The Most Important Custom
The most potent propitiatory rite that a devotee of Lord Muruga undertakes to perform is what is known as the "Kavadi". The benefits that the devotee gains from offering a Kavadi to the Lord are a million fold greater than the little pain that he inflicts upon himself.
Generally, people take a vow to offer the Lord a Kavadi for the sake of tiding over a great calamity. Though this might on the face of it appear mercenary, a moment's reflection will reveal that it contains in it the seed for the supreme love for God. The worldly object is achieved, no doubt, and the devotee takes the Kavadi; but after the ceremony he gets so God-intoxicated that his inner spiritual chamber is opened. This is also a method that ultimately leads to the supreme state of devotion.
The 'Kavadi' varies in shape and size from the simple shape of a street hawker's storehouse (a wooden stick with two baskets at each end, slung across the shoulder) to the costly palanquin structure, profusely flower- bedecked and decoratively interwoven with peacock feathers. In all cases the Kavadi has a good many brass bells adorning it and announcing it as the Kavadi-bearer draws it along. As, very often, the Kavadi bearer observes silence; the bells are the only eloquent signs of a Kavadi procession.
The two baskets hanging at either end of the Kavadi will contain rice, milk or other articles that the devotee has vowed to offer to Lord Muruga. The more devout among them, and especially those who do it as a 'Sadhana' (meditation), collect these articles by begging. They travel on foot from village to village, and beg from door to door. The villagers offer their articles directly into the basket of the Kavadi.
The Kavadi-bearer continues begging until the baskets are full or the avowed quantity is reached, and then offers the Kavadi to the Lord. Some keen devotees undertake to walk barefooted from home to one of the shrines of Lord Muruga, bearing the Kavadi all the way, and collecting materials for the offering. He has to walk a hundred miles sometimes! The people who place the articles in the baskets also receive the Lord's blessings.
The Kavadi-bearer is required to observe various rules between the time he takes up the Kavadi and the day of the offering. He has to perform elaborate ceremonies at the time of assuming the Kavadi and at the time of offering it to the Lord. He also puts on the dress of a 'Pandaram', a Shaivite mendicant. It consists of a saffron-coloured cloth, a scarlet conical cap, and a cane silver-capped at both ends. Lord Shiva, the Supreme Pandaram, Himself loves to wear this dress. The Pandaram lives on alms only. The Kavadi-bearer's bare chest is covered with several 'Rudraksha Malas' (rosaries).

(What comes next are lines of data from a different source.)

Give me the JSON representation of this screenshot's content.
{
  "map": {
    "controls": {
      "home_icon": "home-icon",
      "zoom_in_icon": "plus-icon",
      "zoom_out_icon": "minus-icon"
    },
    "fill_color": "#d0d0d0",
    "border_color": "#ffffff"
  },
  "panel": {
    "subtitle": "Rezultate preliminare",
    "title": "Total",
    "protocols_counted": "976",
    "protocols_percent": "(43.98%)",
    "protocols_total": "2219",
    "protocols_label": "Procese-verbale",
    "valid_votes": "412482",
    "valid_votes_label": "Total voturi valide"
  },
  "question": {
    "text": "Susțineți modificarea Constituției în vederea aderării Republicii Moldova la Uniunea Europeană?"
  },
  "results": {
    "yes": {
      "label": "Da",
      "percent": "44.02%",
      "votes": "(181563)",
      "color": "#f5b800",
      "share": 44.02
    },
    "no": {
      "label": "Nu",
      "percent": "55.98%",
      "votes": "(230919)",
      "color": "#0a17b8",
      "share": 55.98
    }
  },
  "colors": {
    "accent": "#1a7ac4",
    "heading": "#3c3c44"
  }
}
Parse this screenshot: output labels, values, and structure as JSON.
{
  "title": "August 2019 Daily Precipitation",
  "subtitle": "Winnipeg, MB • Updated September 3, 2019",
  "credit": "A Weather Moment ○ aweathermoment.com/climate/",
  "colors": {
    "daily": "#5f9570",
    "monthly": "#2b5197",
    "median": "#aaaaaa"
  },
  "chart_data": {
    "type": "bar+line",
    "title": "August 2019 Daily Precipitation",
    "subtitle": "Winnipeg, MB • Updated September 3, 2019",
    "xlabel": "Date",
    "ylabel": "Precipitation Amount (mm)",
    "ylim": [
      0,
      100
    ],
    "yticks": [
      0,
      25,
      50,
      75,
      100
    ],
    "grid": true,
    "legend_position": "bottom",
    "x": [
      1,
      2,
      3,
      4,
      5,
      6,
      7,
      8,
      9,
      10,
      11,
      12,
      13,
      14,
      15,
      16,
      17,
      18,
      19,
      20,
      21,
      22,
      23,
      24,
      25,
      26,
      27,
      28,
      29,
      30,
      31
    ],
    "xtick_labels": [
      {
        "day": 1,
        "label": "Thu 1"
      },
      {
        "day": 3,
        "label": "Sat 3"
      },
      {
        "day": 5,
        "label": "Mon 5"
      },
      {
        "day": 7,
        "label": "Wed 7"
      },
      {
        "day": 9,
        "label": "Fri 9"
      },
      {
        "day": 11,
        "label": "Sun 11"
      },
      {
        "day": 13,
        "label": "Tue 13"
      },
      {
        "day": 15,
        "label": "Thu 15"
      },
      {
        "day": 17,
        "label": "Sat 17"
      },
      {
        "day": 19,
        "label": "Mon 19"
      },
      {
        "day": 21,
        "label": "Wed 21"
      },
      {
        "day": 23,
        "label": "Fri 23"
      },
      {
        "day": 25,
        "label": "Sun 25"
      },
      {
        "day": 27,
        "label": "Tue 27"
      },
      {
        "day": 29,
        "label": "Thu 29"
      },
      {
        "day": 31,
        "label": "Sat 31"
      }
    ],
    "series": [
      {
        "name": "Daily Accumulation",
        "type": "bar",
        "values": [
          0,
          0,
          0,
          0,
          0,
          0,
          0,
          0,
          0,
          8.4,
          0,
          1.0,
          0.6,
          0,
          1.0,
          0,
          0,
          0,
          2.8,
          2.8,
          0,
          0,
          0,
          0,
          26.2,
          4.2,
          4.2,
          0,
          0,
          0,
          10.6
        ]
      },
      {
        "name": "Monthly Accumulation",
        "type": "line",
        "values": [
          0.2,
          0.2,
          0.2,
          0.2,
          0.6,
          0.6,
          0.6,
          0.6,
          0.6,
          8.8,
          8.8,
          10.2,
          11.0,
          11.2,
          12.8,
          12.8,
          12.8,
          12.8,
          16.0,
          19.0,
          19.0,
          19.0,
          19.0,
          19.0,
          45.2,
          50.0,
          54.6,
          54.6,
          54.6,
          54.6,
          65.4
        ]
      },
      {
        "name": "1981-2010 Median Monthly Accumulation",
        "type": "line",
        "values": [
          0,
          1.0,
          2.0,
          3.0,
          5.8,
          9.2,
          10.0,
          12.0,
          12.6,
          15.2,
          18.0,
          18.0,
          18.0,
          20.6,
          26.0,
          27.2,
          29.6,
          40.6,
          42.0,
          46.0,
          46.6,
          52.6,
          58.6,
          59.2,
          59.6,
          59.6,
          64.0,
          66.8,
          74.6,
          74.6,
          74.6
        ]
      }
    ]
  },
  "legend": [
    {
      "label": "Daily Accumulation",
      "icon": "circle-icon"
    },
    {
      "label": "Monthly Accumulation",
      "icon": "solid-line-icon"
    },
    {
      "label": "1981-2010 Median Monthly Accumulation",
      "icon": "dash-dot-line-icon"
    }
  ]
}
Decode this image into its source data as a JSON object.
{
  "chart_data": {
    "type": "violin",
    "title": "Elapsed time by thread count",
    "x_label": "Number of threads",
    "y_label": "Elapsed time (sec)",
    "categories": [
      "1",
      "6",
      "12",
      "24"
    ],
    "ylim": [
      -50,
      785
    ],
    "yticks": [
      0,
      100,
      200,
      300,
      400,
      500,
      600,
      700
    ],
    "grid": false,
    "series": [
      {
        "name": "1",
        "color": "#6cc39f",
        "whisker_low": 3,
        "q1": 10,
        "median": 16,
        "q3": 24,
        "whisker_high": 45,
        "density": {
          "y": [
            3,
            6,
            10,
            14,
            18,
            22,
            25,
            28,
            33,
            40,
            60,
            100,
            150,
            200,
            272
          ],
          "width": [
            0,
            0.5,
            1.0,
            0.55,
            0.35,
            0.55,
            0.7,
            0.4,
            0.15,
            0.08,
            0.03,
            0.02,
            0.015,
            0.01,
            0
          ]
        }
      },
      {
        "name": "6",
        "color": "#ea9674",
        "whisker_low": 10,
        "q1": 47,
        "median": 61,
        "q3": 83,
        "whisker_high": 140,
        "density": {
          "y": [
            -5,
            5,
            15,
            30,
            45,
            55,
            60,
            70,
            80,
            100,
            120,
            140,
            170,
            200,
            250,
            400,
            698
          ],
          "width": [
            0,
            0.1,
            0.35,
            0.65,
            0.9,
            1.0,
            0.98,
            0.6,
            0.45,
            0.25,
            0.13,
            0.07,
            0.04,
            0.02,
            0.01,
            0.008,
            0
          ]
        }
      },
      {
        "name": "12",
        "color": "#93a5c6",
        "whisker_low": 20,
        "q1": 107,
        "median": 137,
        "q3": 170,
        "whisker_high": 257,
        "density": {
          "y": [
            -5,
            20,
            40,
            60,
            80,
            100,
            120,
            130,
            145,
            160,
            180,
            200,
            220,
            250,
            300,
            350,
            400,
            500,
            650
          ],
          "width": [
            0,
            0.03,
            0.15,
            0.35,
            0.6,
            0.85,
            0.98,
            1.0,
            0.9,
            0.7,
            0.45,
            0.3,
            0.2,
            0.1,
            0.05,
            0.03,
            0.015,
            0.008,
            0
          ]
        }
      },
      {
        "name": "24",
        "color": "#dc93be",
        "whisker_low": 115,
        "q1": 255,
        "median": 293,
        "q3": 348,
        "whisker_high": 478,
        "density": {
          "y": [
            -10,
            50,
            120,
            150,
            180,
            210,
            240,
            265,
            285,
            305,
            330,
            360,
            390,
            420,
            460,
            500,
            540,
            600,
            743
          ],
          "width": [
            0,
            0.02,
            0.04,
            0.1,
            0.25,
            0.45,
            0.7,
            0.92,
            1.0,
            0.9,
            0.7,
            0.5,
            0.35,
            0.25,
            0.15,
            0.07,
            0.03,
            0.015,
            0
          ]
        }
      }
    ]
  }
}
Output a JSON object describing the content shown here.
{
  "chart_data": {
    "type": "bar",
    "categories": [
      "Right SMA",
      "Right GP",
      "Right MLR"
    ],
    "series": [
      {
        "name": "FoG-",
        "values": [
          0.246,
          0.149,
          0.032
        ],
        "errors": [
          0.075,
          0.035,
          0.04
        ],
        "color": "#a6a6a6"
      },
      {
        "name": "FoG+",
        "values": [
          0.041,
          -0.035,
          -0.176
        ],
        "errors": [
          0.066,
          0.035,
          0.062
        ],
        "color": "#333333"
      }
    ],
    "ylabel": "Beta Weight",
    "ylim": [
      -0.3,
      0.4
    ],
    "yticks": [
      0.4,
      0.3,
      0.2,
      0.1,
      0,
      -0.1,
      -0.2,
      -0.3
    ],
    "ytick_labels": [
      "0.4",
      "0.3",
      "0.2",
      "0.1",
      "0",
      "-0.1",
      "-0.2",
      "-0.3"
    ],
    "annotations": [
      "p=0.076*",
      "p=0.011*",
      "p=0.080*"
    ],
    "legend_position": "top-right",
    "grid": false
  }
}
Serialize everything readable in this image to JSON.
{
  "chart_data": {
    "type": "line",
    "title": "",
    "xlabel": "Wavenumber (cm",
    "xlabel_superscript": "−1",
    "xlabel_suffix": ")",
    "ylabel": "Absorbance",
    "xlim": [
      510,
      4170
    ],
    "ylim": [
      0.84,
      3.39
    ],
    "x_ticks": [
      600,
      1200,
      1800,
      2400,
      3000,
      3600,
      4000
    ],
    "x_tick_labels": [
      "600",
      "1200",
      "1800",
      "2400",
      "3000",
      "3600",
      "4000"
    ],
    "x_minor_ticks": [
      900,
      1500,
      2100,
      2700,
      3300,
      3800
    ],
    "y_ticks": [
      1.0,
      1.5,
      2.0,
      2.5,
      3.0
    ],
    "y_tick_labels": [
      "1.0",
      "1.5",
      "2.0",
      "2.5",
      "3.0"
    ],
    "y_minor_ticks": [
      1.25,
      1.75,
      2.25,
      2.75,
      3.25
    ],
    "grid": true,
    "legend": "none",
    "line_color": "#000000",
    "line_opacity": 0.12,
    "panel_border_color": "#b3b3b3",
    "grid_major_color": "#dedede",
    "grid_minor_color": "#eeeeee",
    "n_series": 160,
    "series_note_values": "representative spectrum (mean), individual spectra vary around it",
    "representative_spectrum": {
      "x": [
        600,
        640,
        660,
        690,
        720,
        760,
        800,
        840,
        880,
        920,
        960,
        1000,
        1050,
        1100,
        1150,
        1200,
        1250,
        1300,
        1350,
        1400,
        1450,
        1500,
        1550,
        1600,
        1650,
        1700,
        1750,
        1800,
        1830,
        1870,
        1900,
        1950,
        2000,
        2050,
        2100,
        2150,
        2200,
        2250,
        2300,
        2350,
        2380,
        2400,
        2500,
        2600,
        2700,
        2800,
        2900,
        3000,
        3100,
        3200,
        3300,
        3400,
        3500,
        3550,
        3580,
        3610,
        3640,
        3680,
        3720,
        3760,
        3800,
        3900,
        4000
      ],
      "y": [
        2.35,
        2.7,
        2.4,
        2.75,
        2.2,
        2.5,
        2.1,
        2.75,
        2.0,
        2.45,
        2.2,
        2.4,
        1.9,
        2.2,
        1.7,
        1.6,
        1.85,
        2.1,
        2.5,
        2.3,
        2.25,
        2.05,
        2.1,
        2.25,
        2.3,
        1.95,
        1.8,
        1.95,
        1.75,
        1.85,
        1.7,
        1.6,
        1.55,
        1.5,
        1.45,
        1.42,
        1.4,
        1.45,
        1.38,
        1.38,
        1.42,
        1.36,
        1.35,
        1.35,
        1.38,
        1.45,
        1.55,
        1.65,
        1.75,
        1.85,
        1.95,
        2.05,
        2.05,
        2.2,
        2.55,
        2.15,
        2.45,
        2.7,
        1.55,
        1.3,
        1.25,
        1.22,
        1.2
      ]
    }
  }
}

The Kavadi-bearer observes celibacy. He takes only pure, Satwic food; he abstains from all sorts of intoxicating drinks and drugs, He continuously thinks of God. Many of the Kavadi-bearers, especially those who do it as a spiritual Sadhana, impose various sorts of self-torture upon themselves.
Some pass a sharp little spear through their tongue, which is made to protrude out of the mouth. Others may pass a spear through the cheeks. This sort of piercing is done on other parts of the body also. The bearer does not shave; he grows a long beard. He eats only once a day. The spear pierced through his tongue or cheeks reminds him constantly of Lord Muruga. It also prevents him from speaking. It gives him great power of endurance.
The Kavadi-bearer is in a high state of religious fervour. He dances in ecstasy. His very appearance is awe-inspiring; there is divine radiance on his face. Devotees often experience the state of feeling complete union with the Lord. Sometimes the Deity enters their body and possesses them for some time.
This is the most difficult Kavadi-offering. With the Kavadi hanging on his shoulders, the devotee walks through a pit of burning coals. The devotees all around the pit sing hymns in praise of the Lord. The beating of the drums and the burning of the incense make the entire atmosphere awe-inspiring. The real devotee gets into a state of ecstasy and easily walks over the fire.
The Kavadi festival is celebrated at all shrines of Lord Muruga. Dancing in a hypnotic trance to the rhythm of drums, devotees of Muruga carry the Kavadi all the way up the Palani hills to fulfill their vow. Ettukudi Kavadi Festival is a famous festival celebrated during the months of April-May. Devotees from places and villages around this temple come here with Kavadis, milk pots, coconuts, cocks and goats. This is a major crowd pulling festival where one can see the true Tamil culture in its habitat.